I suppose that is reasonable. Then it’s time to start the rest of the WiFi stack, with /etc/rc.d/netif start wlan0. The details depend on configuration described in the wiki (above) and below, so this is not necessarily applicable to everyone. Once the interface starts, the fan on the laptop kicks in and stays on for a minute or two – I don’t really know what causes that.

For my laptop, now that the “experimenting” phase is past, I could add this all to my startup scripts and not worry about doing things by hand on each boot.

WiFi Configuration As far as I know, there is no convenient way to manage wifi on FreeBSD. No NetworkManager, and hence no convenient way to manage connections. Instead, edit /etc/wpa_supplicant.conf by hand and add the networks that are relevant:

network={
        ssid="FBSDwifiForMe"
        psk="GroffTheBSDGoat"
}

So here’s a clear “future work” opportunity to make WPA more accessible from the desktop for FreeBSD users.
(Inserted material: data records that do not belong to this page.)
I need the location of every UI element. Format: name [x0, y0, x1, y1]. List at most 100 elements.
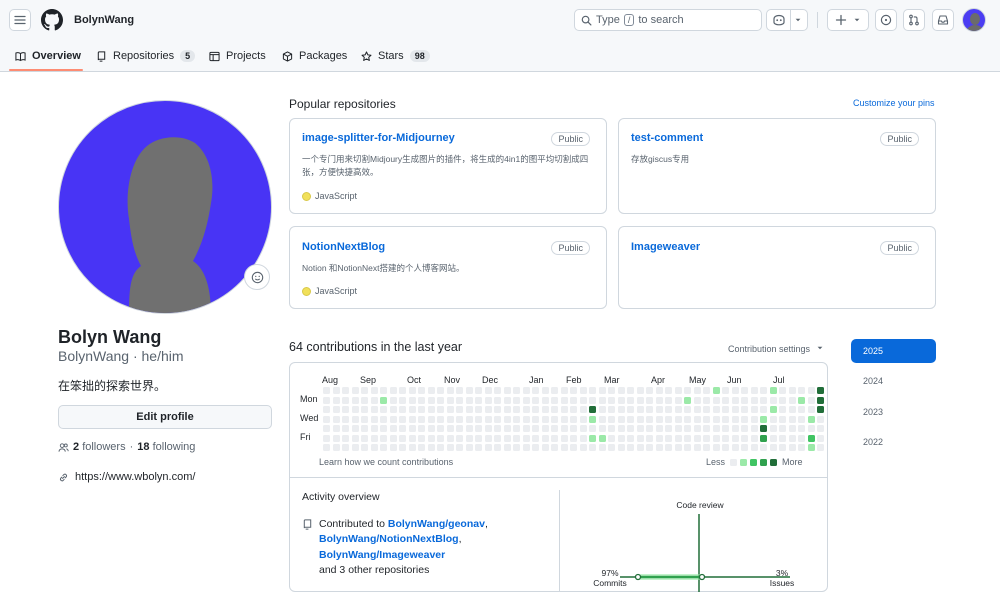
contribution-day-cell[interactable]	[351, 425, 359, 432]
contribution-day-cell[interactable]	[788, 406, 796, 413]
contribution-day-cell[interactable]	[418, 396, 425, 404]
contribution-day-cell[interactable]	[446, 415, 454, 423]
contribution-day-cell[interactable]	[437, 425, 444, 432]
contribution-day-cell[interactable]	[807, 387, 815, 394]
contribution-day-cell[interactable]	[798, 434, 805, 442]
contribution-day-cell[interactable]	[427, 425, 435, 432]
contribution-day-cell[interactable]	[503, 444, 511, 451]
contribution-day-cell[interactable]	[332, 406, 340, 413]
contribution-day-cell[interactable]	[399, 387, 406, 394]
contribution-day-cell[interactable]	[674, 415, 682, 423]
contribution-day-cell[interactable]	[399, 425, 406, 432]
contribution-day-cell[interactable]	[370, 425, 378, 432]
contribution-day-cell[interactable]	[636, 434, 644, 442]
contribution-day-cell[interactable]	[608, 434, 615, 442]
contribution-day-cell[interactable]	[551, 425, 558, 432]
contribution-day-cell[interactable]	[503, 396, 511, 404]
contribution-day-cell[interactable]	[484, 444, 492, 451]
contribution-day-cell[interactable]	[427, 415, 435, 423]
contribution-day-cell[interactable]	[712, 387, 720, 394]
contribution-day-cell[interactable]	[760, 425, 767, 432]
contribution-day-cell[interactable]	[807, 434, 815, 442]
contribution-day-cell[interactable]	[608, 387, 615, 394]
contribution-day-cell[interactable]	[627, 415, 634, 423]
contribution-day-cell[interactable]	[722, 396, 729, 404]
contribution-day-cell[interactable]	[323, 406, 330, 413]
contribution-day-cell[interactable]	[722, 406, 729, 413]
contribution-day-cell[interactable]	[646, 434, 653, 442]
contribution-day-cell[interactable]	[361, 396, 368, 404]
contribution-day-cell[interactable]	[532, 396, 539, 404]
contribution-day-cell[interactable]	[627, 444, 634, 451]
contribution-day-cell[interactable]	[817, 425, 824, 432]
contribution-day-cell[interactable]	[513, 406, 520, 413]
contribution-day-cell[interactable]	[437, 434, 444, 442]
contribution-day-cell[interactable]	[665, 406, 672, 413]
contribution-day-cell[interactable]	[779, 415, 786, 423]
contribution-day-cell[interactable]	[475, 396, 482, 404]
contribution-day-cell[interactable]	[456, 396, 463, 404]
contribution-day-cell[interactable]	[779, 396, 786, 404]
contribution-day-cell[interactable]	[760, 434, 767, 442]
contribution-day-cell[interactable]	[513, 415, 520, 423]
contribution-day-cell[interactable]	[408, 425, 416, 432]
contribution-day-cell[interactable]	[570, 425, 577, 432]
contribution-day-cell[interactable]	[484, 434, 492, 442]
search-input[interactable]: Type / to search	[574, 9, 762, 31]
contribution-day-cell[interactable]	[570, 406, 577, 413]
contribution-day-cell[interactable]	[522, 415, 530, 423]
contribution-day-cell[interactable]	[674, 444, 682, 451]
contribution-day-cell[interactable]	[551, 406, 558, 413]
contribution-day-cell[interactable]	[342, 434, 349, 442]
contribution-day-cell[interactable]	[522, 425, 530, 432]
contribution-day-cell[interactable]	[779, 406, 786, 413]
contribution-day-cell[interactable]	[684, 434, 691, 442]
contribution-day-cell[interactable]	[513, 444, 520, 451]
contribution-day-cell[interactable]	[570, 434, 577, 442]
contribution-day-cell[interactable]	[655, 425, 663, 432]
contribution-day-cell[interactable]	[731, 396, 739, 404]
github-logo-icon[interactable]	[41, 9, 63, 31]
contribution-day-cell[interactable]	[788, 415, 796, 423]
contribution-day-cell[interactable]	[456, 425, 463, 432]
contribution-day-cell[interactable]	[636, 396, 644, 404]
contribution-day-cell[interactable]	[807, 396, 815, 404]
contribution-day-cell[interactable]	[798, 387, 805, 394]
contribution-day-cell[interactable]	[389, 434, 397, 442]
contribution-day-cell[interactable]	[456, 406, 463, 413]
contribution-day-cell[interactable]	[323, 415, 330, 423]
contribution-day-cell[interactable]	[427, 396, 435, 404]
contribution-day-cell[interactable]	[465, 434, 473, 442]
contribution-day-cell[interactable]	[807, 406, 815, 413]
contribution-day-cell[interactable]	[693, 387, 701, 394]
contribution-day-cell[interactable]	[332, 415, 340, 423]
contribution-day-cell[interactable]	[693, 415, 701, 423]
contribution-day-cell[interactable]	[532, 415, 539, 423]
contribution-day-cell[interactable]	[646, 406, 653, 413]
contribution-day-cell[interactable]	[741, 396, 748, 404]
contribution-day-cell[interactable]	[532, 425, 539, 432]
contribution-day-cell[interactable]	[617, 425, 625, 432]
contribution-day-cell[interactable]	[456, 387, 463, 394]
contribution-day-cell[interactable]	[475, 425, 482, 432]
contribution-day-cell[interactable]	[446, 434, 454, 442]
contribution-day-cell[interactable]	[503, 415, 511, 423]
contribution-day-cell[interactable]	[779, 434, 786, 442]
contribution-day-cell[interactable]	[513, 387, 520, 394]
contribution-day-cell[interactable]	[370, 434, 378, 442]
contribution-day-cell[interactable]	[665, 387, 672, 394]
contribution-day-cell[interactable]	[655, 387, 663, 394]
activity-repo-link[interactable]: BolynWang/geonav	[388, 518, 485, 530]
contribution-day-cell[interactable]	[750, 387, 758, 394]
contribution-day-cell[interactable]	[769, 396, 777, 404]
contribution-day-cell[interactable]	[560, 396, 568, 404]
contribution-day-cell[interactable]	[370, 387, 378, 394]
contribution-day-cell[interactable]	[551, 415, 558, 423]
contribution-day-cell[interactable]	[579, 387, 587, 394]
repo-name-link[interactable]: NotionNextBlog	[302, 241, 385, 253]
contribution-day-cell[interactable]	[741, 406, 748, 413]
contribution-day-cell[interactable]	[389, 415, 397, 423]
contribution-day-cell[interactable]	[579, 396, 587, 404]
contribution-day-cell[interactable]	[446, 396, 454, 404]
contribution-day-cell[interactable]	[636, 406, 644, 413]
To figure out which networks are in range – e.g. at a coffee shop – ifconfig wlan0 scan spits out a ton of information. Turns out there are 64(!) access points visible from where I sit at home.

WiFi Speed Doing a 2GiB upgrade of packages was slow. Larger files downloaded at around 1MB/s, which is not-good-at-all. I’ll need to throw some network profiling at it – I may have been fetching from a bad mirror, or it might be the WiFi.

December 2021

I didn’t use the laptop with FreeBSD much this month, it’s mostly my video-call box with meet.kde.org – something I still have not set up correctly with my FreeBSD workstation.

WiFi tops out inside the house at 2.2MB/s, it is reported as a 36Mbit 802.11a connection in system tools, so that is .. not great, but a far cry from what it could be.

KDE Plasma Wayland, which was working in September, is now broken. It’s not just my laptop, it’s on my workstation (AMDGPU), on the spare machine (Intel iGPU) and the laptop (Intel iGPU). I have chatted a bit with Plasma developers, but the debugging is on me, unfortunately.

Takeaway

I won’t say anything about FreeBSD on laptops in general, but on this laptop it manages “acceptable”, but no more than that. For now, it will keep running openSUSE, just like the kids laptops around here.